A more peaceful mind might experience something lighter. A never ending bliss.

It’s not a certainty — but it makes intuitive sense.

Even though I am all for suicide and have my own plans of checking out, this thought has caused a concern in executing the plan.

Suicide, by its very nature, usually comes from depression, regret, guilt, or shame. Mine is guilt and shame. If the final experience is shaped by these thoughts and emotions, then I might end stuck facing exactly what I wanted to escape — because it is a prominent thought and emotion currently in my mind.

Even though I don't have nightmares about the incident anymore, death may not be identical and may force these experiences out.

I could end up condemning myself to the very thing I couldn’t live with.

That’s why it seems important to resolve those feelings before I end my life. I need to face my guilt and shame and resolve them in my mind, make have more peaceful thoughts that is more important than what I did once many years ago. To have something else that defines me.

But it’s also important to realize that doing good things isn’t the same as being free from suffering. I could build a paradise for people who have nothing, but if  I still linger to my guilt, or create a new fear like  being afraid of losing that paradise I have built, it can still lead to the same hell we discussed earlier.

It’s not about what you doing good things, its about not generating new negative feelings while making the old ones less prominent. If you need to do good things to do that, you should. 

So maybe it’s important to reflect on death.

On losing everything you’ve built, acquired, or lost and even who you are. To see it all as temporary — as something an old version of you once valued, but which doesn’t define your new self anymore.

When thinking  on how to meditate on death,  I remembered a scary experience I had with meditation/

I closed my eyes and focused on my breath. I tried to ground myself in the present — feeling the seat I was sitting on, the breath I was taking, the sounds I was hearing, the sight which was infront of me.

Then I closed my eyes. Sight was gone, but my mind generated visuals. 

I painted those visuals black and the visual that my mind generated was also gone.

I focused on the nothingness that the mind was showing and the sounds became  less prominent.

Then I imagined what it would feel like if I had no weight or the sense of touch. 

Imagine that you are without your body.

And suddenly, I felt nothing. an eerie silence.

There was no sight, no audio, no touch. I was just a soul, breathing and thinking with a beating heart.

Imagine a man who cannot speak, hear, see or touch. All he can hear is his heartbeat and see the vast emptiness.

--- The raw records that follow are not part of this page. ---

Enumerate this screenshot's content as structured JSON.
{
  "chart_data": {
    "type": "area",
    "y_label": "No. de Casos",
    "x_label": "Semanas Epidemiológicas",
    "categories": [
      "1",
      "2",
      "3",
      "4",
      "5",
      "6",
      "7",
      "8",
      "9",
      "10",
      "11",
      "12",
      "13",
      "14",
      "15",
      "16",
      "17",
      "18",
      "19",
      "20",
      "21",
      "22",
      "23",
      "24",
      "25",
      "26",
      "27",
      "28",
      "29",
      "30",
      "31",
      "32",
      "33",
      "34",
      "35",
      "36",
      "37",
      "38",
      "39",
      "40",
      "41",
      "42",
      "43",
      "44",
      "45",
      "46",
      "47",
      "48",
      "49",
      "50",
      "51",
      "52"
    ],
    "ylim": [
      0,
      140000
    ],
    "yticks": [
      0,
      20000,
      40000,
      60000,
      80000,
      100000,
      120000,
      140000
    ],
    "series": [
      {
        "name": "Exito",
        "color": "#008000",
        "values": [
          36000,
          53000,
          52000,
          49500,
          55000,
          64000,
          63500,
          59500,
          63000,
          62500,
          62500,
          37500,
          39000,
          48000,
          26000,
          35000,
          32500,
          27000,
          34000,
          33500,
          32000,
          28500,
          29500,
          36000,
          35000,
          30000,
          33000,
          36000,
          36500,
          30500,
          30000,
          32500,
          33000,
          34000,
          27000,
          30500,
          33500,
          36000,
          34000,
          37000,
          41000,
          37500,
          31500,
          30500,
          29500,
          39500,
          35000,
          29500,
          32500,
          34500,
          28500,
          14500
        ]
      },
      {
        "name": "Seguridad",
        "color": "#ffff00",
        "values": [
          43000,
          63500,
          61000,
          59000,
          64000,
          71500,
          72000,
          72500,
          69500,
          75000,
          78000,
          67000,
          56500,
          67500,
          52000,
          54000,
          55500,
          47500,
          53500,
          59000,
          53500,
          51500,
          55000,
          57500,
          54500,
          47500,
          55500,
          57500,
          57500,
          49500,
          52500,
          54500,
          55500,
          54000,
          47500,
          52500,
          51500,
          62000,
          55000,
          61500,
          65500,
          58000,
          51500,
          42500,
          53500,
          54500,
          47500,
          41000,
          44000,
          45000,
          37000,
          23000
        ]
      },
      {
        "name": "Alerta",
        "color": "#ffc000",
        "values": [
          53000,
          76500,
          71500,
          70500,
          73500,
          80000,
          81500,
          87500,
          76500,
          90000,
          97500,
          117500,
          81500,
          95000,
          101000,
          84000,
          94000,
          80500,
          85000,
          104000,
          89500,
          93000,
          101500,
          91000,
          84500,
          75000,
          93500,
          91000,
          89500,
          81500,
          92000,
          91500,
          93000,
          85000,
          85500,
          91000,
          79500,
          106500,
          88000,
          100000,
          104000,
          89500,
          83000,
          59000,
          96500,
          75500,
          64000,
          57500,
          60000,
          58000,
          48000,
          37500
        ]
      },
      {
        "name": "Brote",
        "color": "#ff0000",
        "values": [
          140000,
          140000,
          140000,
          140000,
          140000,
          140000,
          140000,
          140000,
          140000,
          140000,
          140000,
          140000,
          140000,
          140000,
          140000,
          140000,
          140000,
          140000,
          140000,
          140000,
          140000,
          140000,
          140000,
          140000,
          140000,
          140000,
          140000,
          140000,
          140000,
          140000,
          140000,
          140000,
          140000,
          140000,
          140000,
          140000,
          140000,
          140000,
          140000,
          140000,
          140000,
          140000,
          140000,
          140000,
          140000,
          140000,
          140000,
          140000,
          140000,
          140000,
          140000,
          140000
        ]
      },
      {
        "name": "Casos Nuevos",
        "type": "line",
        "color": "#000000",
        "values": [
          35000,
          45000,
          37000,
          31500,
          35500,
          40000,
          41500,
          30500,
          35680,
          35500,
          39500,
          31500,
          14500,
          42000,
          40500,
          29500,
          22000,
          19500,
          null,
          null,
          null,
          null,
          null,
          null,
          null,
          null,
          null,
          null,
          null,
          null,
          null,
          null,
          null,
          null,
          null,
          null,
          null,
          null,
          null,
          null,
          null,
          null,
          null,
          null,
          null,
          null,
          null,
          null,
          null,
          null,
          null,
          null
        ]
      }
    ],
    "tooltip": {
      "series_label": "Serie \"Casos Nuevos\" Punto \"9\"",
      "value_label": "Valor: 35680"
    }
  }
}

There was still a concept of self and the thoughts. Nothing grounding to life.

And I panicked opened my eyes and never shared my experience with anyone. 

It scared me enough that I never went back to that state again.

But maybe now, since I plan on dying, Maybe I should start practicing it to desensitize myself with death, reflect the effect of death on me and imagine the effect it has on the people around me.

But this alone wouldn't suffice as I would also need to resolve the shame and guilt of what I had done earlier, and so I need to reflect on what I did with objectivity, to say "its okay", you are no longer the person who committed those crimes.

One for working through the negative thoughts I still hold onto.

The other, to practice letting go. To rehearse death in the mind before it happens in real.

I just hope I don’t get stuck in that nightmare that I want to escape.
I hope, if it comes… it’s would be a dream.

I hope this is not my mind trying a find a way to live.